Out of idle curiosity, does anybody know of a term for replicating bugs in a new implementation of an old system so as to maintain backwards compatibility with old clients that rely on the buggy functionality? I'd be particularly interested if it included a connotation of having to reverse engineer the incorrect behavior so as to properly replicate what was not to spec.
I think this is covered by "backwards compatibility".

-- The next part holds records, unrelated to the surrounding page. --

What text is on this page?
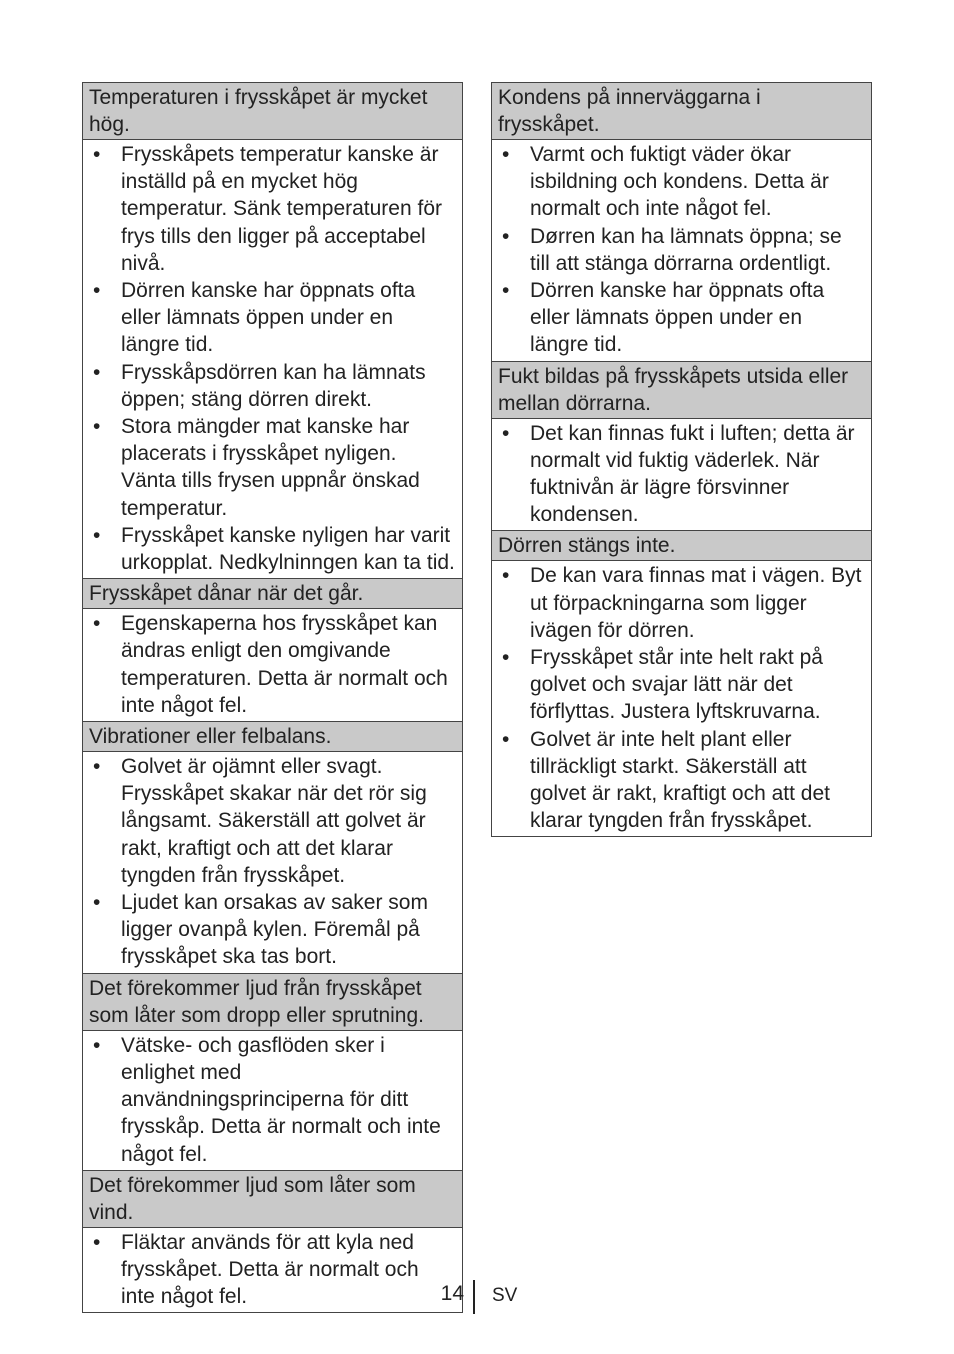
Temperaturen i frysskåpet är mycket hög.
• Frysskåpets temperatur kanske är inställd på en mycket hög temperatur. Sänk temperaturen för frys tills den ligger på acceptabel nivå.
• Dörren kanske har öppnats ofta eller lämnats öppen under en längre tid.
• Frysskåpsdörren kan ha lämnats öppen; stäng dörren direkt.
• Stora mängder mat kanske har placerats i frysskåpet nyligen. Vänta tills frysen uppnår önskad temperatur.
• Frysskåpet kanske nyligen har varit urkopplat. Nedkylninngen kan ta tid.
Frysskåpet dånar när det går.
• Egenskaperna hos frysskåpet kan ändras enligt den omgivande temperaturen. Detta är normalt och inte något fel.
Vibrationer eller felbalans.
• Golvet är ojämnt eller svagt. Frysskåpet skakar när det rör sig långsamt. Säkerställ att golvet är rakt, kraftigt och att det klarar tyngden från frysskåpet.
• Ljudet kan orsakas av saker som ligger ovanpå kylen. Föremål på frysskåpet ska tas bort.
Det förekommer ljud från frysskåpet som låter som dropp eller sprutning.
• Vätske- och gasflöden sker i enlighet med användningsprinciperna för ditt frysskåp. Detta är normalt och inte något fel.
Det förekommer ljud som låter som vind.
• Fläktar används för att kyla ned frysskåpet. Detta är normalt och inte något fel.
Kondens på innerväggarna i frysskåpet.
• Varmt och fuktigt väder ökar isbildning och kondens. Detta är normalt och inte något fel.
• Dørren kan ha lämnats öppna; se till att stänga dörrarna ordentligt.
• Dörren kanske har öppnats ofta eller lämnats öppen under en längre tid.
Fukt bildas på frysskåpets utsida eller mellan dörrarna.
• Det kan finnas fukt i luften; detta är normalt vid fuktig väderlek. När fuktnivån är lägre försvinner kondensen.
Dörren stängs inte.
• De kan vara finnas mat i vägen. Byt ut förpackningarna som ligger ivägen för dörren.
• Frysskåpet står inte helt rakt på golvet och svajar lätt när det förflyttas. Justera lyftskruvarna.
• Golvet är inte helt plant eller tillräckligt starkt. Säkerställ att golvet är rakt, kraftigt och att det klarar tyngden från frysskåpet.
14 SV
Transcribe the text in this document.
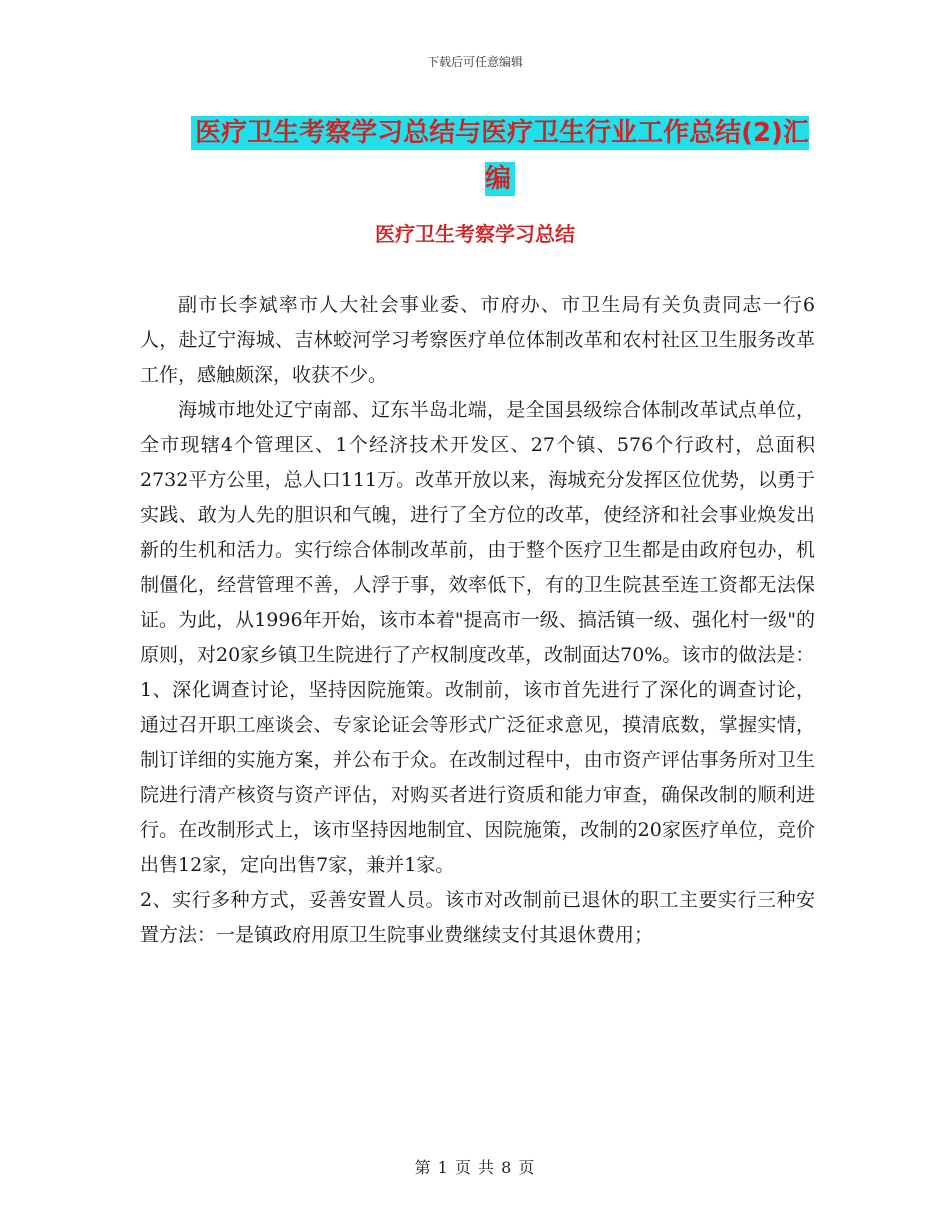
下载后可任意编辑
医疗卫生考察学习总结与医疗卫生行业工作总结(2)汇编
医疗卫生考察学习总结

副市长李斌率市人大社会事业委、市府办、市卫生局有关负责同志一行6人，赴辽宁海城、吉林蛟河学习考察医疗单位体制改革和农村社区卫生服务改革工作，感触颇深，收获不少。

海城市地处辽宁南部、辽东半岛北端，是全国县级综合体制改革试点单位，全市现辖4个管理区、1个经济技术开发区、27个镇、576个行政村，总面积2732平方公里，总人口111万。改革开放以来，海城充分发挥区位优势，以勇于实践、敢为人先的胆识和气魄，进行了全方位的改革，使经济和社会事业焕发出新的生机和活力。实行综合体制改革前，由于整个医疗卫生都是由政府包办，机制僵化，经营管理不善，人浮于事，效率低下，有的卫生院甚至连工资都无法保证。为此，从1996年开始，该市本着"提高市一级、搞活镇一级、强化村一级"的原则，对20家乡镇卫生院进行了产权制度改革，改制面达70%。该市的做法是：

1、深化调查讨论，坚持因院施策。改制前，该市首先进行了深化的调查讨论，通过召开职工座谈会、专家论证会等形式广泛征求意见，摸清底数，掌握实情，制订详细的实施方案，并公布于众。在改制过程中，由市资产评估事务所对卫生院进行清产核资与资产评估，对购买者进行资质和能力审查，确保改制的顺利进行。在改制形式上，该市坚持因地制宜、因院施策，改制的20家医疗单位，竞价出售12家，定向出售7家，兼并1家。

2、实行多种方式，妥善安置人员。该市对改制前已退休的职工主要实行三种安置方法：一是镇政府用原卫生院事业费继续支付其退休费用；

第 1 页 共 8 页
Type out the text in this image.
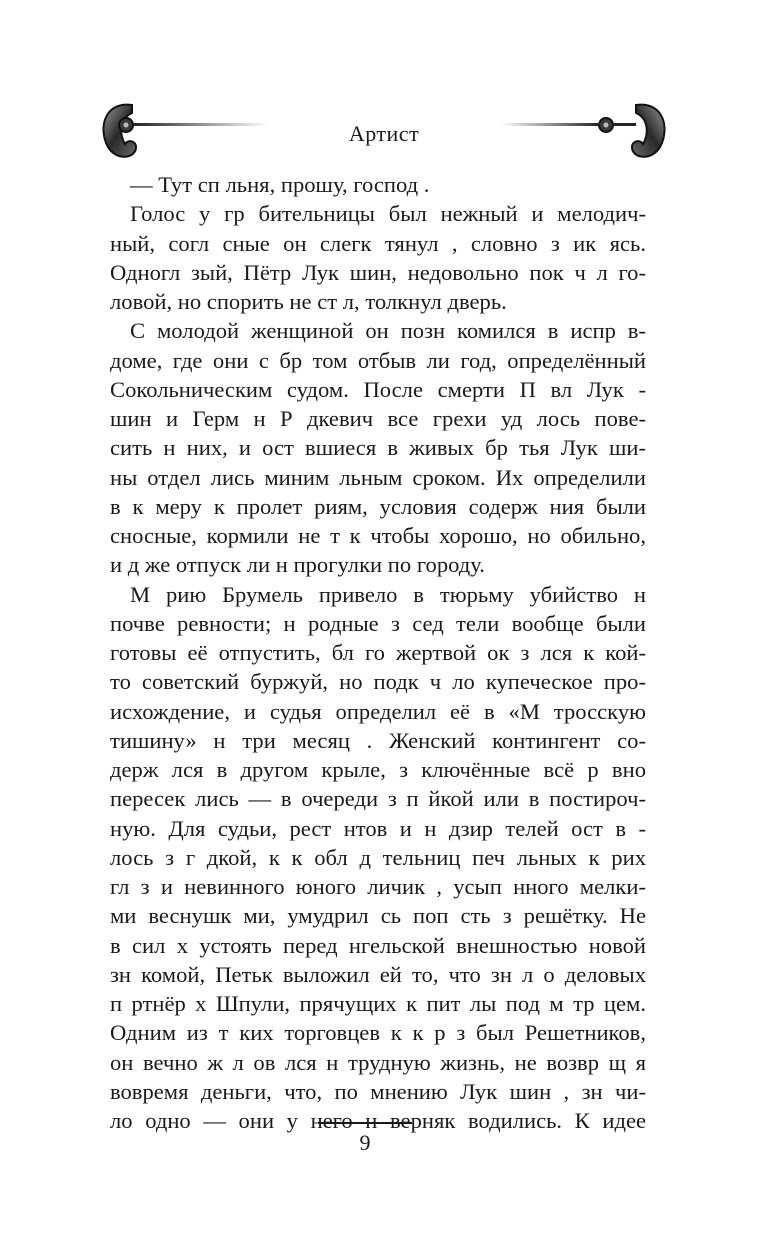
Артист
— Тут сп льня, прошу, господ .
Голос у гр бительницы был нежный и мелодич-
ный, согл сные он слегк тянул , словно з ик ясь.
Одногл зый, Пётр Лук шин, недовольно пок ч л го-
ловой, но спорить не ст л, толкнул дверь.
С молодой женщиной он позн комился в испр в-
доме, где они с бр том отбыв ли год, определённый
Сокольническим судом. После смерти П вл Лук -
шин и Герм н Р дкевич все грехи уд лось пове-
сить н них, и ост вшиеся в живых бр тья Лук ши-
ны отдел лись миним льным сроком. Их определили
в к меру к пролет риям, условия содерж ния были
сносные, кормили не т к чтобы хорошо, но обильно,
и д же отпуск ли н прогулки по городу.
М рию Брумель привело в тюрьму убийство н
почве ревности; н родные з сед тели вообще были
готовы её отпустить, бл го жертвой ок з лся к кой-
то советский буржуй, но подк ч ло купеческое про-
исхождение, и судья определил её в «М тросскую
тишину» н три месяц . Женский контингент со-
держ лся в другом крыле, з ключённые всё р вно
пересек лись — в очереди з п йкой или в постироч-
ную. Для судьи, рест нтов и н дзир телей ост в -
лось з г дкой, к к обл д тельниц печ льных к рих
гл з и невинного юного личик , усып нного мелки-
ми веснушк ми, умудрил сь поп сть з решётку. Не
в сил х устоять перед нгельской внешностью новой
зн комой, Петьк выложил ей то, что зн л о деловых
п ртнёр х Шпули, прячущих к пит лы под м тр цем.
Одним из т ких торговцев к к р з был Решетников,
он вечно ж л ов лся н трудную жизнь, не возвр щ я
вовремя деньги, что, по мнению Лук шин , зн чи-
ло одно — они у него н верняк водились. К идее
9
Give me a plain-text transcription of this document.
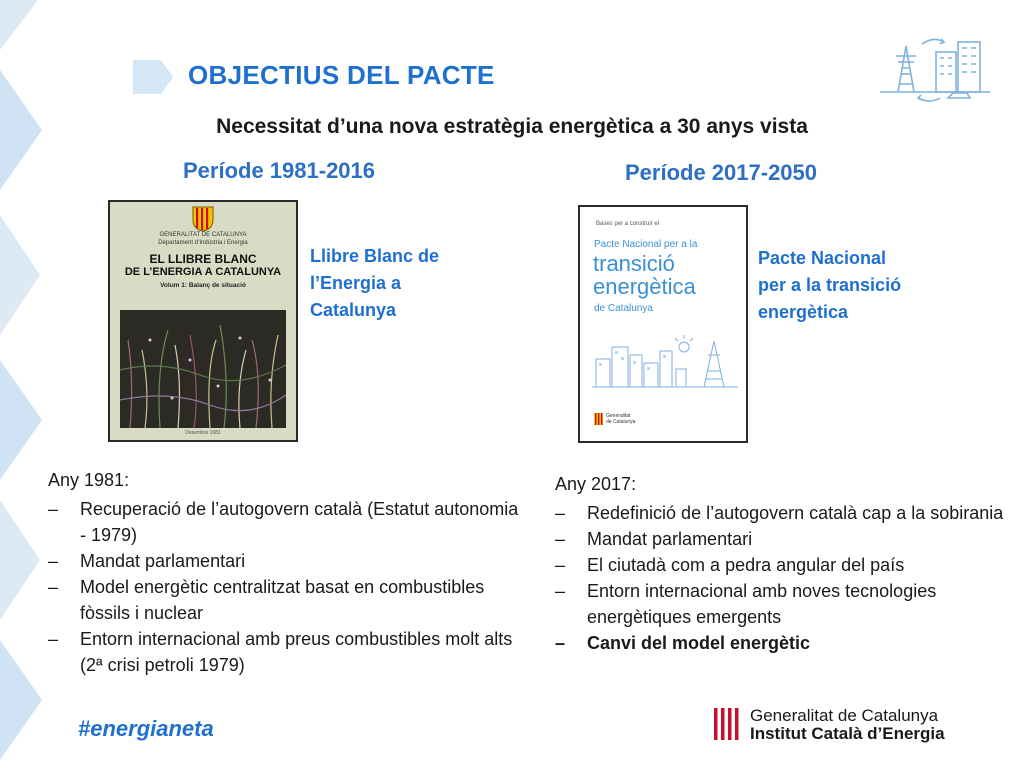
OBJECTIUS DEL PACTE
Necessitat d’una nova estratègia energètica a 30 anys vista
Període 1981-2016
GENERALITAT DE CATALUNYA
Departament d’Indústria i Energia
EL LLIBRE BLANC
DE L’ENERGIA A CATALUNYA
Volum 1: Balanç de situació
Desembre 1981
Llibre Blanc de
l’Energia a
Catalunya
Any 1981:
– Recuperació de l’autogovern català (Estatut autonomia - 1979)
– Mandat parlamentari
– Model energètic centralitzat basat en combustibles fòssils i nuclear
– Entorn internacional amb preus combustibles molt alts (2ª crisi petroli 1979)
Període 2017-2050
Bases per a construir el
Pacte Nacional per a la
transició
energètica
de Catalunya
Generalitat
de Catalunya
Pacte Nacional
per a la transició
energètica
Any 2017:
– Redefinició de l’autogovern català cap a la sobirania
– Mandat parlamentari
– El ciutadà com a pedra angular del país
– Entorn internacional amb noves tecnologies energètiques emergents
– Canvi del model energètic
#energianeta
Generalitat de Catalunya
Institut Català d’Energia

A good example from Joel Spolsky's famous "API Wars" post about the development of Windows 3.1:
The most impressive things to read on Raymond's weblog are the stories of the incredible efforts the Windows team has made over the years to support backwards compatibility.
[...]
I first heard about this from one of the developers of the hit game SimCity, who told me that there was a critical bug in his application: it used memory right after freeing it, a major no-no that happened to work OK on DOS but would not work under Windows where memory that is freed is likely to be snatched up by another running application right away. The testers on the Windows team were going through various popular applications, testing them to make sure they worked OK, but SimCity kept crashing. They reported this to the Windows developers, who disassembled SimCity, stepped through it in a debugger, found the bug, and added special code that checked if SimCity was running, and if it did, ran the memory allocator in a special mode in which you could still use memory after freeing it.
I would settle for 'bug-compatible' : it is too difficult to get all bugs right.